Something is seriously rotten in Denmark here. A complete abandonment of common sense—in the name of civil rights—which harms everyone involved, & provides no help whatsoever to the black/ brown/ poor/ disabled kids supposedly targeted for assistance by these measures. Looks like, on the one hand, govt bureaucrats chasing merrily down a rabbit hole cuz that’s what they do, & on the other, low-ed-expenditure states taking advantage of the situation by mainstreaming everybody.
The article quotes IDEA law: “Every child in America deserves a decent public education, even if there’s something different about them.” What needs to be recognized is that for some emotionally disordered students, a “decent public education” may be limited to years of therapy and training in specialized settings, just to get them to a place where they can begin learning in a larger group setting. Sure that’s expensive, but it could enable the child to grow into an adult who can support himself in a min-wage job. In the long run the cost is peanuts compared to lifetime social support in jails and hospitals.
“Experts say many children with disabilities act out aggressively when they can’t convey their needs or feelings.” Truer words never spoken– and not just about disabled children, as any parent or teacher of PreK’s can tell you. I remember a run-in w/teacher & conf w/MSW when my 2.5 yo eldest slapped a kid for no apparent reason. The MSW imparted this same gem of wisdom, predicting my son was on the cusp of articulate verbal expression [she was right]. Just last wk (providing Span enrichment), I had a 5yo melt down in inarticulate rage over– ? (he couldn’t say). The K teacher advised me same stuff happening in reg classroom & suspected same syndrome. [He’s small/ immature compared to peers, plus 2-3 langs at home).

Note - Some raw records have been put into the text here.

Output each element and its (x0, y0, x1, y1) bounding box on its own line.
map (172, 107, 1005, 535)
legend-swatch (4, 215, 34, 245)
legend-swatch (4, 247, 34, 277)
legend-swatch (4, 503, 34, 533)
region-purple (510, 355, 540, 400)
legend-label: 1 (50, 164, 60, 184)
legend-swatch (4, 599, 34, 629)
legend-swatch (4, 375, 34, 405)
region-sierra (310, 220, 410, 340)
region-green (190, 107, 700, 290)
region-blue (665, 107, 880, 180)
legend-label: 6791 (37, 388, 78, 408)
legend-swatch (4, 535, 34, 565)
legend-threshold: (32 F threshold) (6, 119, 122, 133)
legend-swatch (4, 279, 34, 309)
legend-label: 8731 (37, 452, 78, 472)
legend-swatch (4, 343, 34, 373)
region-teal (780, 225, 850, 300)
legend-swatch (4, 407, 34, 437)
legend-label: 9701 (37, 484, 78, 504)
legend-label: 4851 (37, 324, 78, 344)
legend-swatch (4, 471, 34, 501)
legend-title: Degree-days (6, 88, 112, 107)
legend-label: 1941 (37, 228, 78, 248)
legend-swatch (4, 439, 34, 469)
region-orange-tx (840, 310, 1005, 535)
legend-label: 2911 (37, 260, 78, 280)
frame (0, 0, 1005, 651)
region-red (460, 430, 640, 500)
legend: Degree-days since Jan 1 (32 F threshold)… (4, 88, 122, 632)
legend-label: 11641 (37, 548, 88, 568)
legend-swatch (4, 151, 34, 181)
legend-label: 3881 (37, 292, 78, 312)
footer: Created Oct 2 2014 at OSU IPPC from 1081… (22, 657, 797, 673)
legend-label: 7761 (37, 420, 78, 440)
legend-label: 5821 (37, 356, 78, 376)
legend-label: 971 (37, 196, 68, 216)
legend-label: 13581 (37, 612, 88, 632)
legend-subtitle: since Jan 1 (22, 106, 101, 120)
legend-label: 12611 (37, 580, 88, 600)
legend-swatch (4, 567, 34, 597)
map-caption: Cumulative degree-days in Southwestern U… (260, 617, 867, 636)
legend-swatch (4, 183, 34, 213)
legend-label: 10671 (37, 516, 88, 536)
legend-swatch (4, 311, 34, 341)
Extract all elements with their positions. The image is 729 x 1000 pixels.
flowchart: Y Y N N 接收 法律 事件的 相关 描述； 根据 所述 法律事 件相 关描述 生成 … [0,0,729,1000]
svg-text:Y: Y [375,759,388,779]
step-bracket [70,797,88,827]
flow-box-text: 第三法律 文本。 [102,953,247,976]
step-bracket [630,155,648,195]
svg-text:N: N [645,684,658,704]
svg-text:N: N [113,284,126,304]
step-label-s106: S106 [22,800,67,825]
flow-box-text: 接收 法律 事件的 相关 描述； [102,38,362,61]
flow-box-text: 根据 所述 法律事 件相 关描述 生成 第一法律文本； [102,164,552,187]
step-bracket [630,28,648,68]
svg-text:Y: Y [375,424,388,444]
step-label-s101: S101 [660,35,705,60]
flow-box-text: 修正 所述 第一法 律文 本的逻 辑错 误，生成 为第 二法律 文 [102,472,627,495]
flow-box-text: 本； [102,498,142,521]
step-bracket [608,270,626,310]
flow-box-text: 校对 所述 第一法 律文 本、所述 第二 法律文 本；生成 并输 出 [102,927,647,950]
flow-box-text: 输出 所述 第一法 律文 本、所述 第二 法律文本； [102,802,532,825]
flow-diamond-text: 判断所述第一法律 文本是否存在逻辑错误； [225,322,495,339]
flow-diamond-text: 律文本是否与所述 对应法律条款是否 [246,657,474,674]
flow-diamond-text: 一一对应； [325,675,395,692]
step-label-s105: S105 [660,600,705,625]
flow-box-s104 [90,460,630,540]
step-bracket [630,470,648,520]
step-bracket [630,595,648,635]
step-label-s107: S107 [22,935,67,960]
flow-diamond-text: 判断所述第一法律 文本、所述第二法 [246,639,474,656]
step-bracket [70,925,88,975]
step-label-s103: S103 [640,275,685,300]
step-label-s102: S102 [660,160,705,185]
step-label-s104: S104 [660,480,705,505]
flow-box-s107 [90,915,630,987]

If schools are actually seeing an increase in such behavior at older ages, it suggests many possibilities. Some have mental issues that need to be handled in small specialized classes w/trained staff & supports, & that’s increasingly not happening as public ed budgets are steadily slashed. Some– like the kid whose brother was found hanging from a tree– are in shock & PTSD from untreated mental illness at home– & steadily finding fewer & fewer emergency social support at school & elsewhere.
Most worrisome to me is the kid sheltering wDad in a nbr’s shed, as I suspect our spiraling income inequality makes this increasingly common. Dirt-poor poverty inflicts a daily, deleterious grind of food/ shelter/ clothing insecurity– fear. Rare is the parent in such a situation who can model verbal articulation of hopes, fears, feelings. Their children too will eithe shut down, or flail out violently, in the absence of needed social supports.
The biggest consequence of how things are done today is the degradation of the educational experience of the well-behaved students.
I put the blame on the so called “school to prison pipeline,” and I am saying that as a black male. While knee jerk suspensions were/are a problem, I don’t think simply sending students with egregious behaviors back to class is the solution. Those students need more involved interventions, and that cannot necessarily be done by the general education teachers with everything they already have on their plates.
This is the biggest fallacy in the whole “schools and districts should be run like businesses” philosophy. The reformers only want that in the case of how TEACHERS are hired, fired, and compensated. Meanwhile, go read a business book, and there will be chapters on how to attract the right customers and to repel and get rid of bad ones.
If I go to an actual business and cause multiple issues for the other customers and employees, if I am not arrested, I will at a minimum be trespassed from the establishment.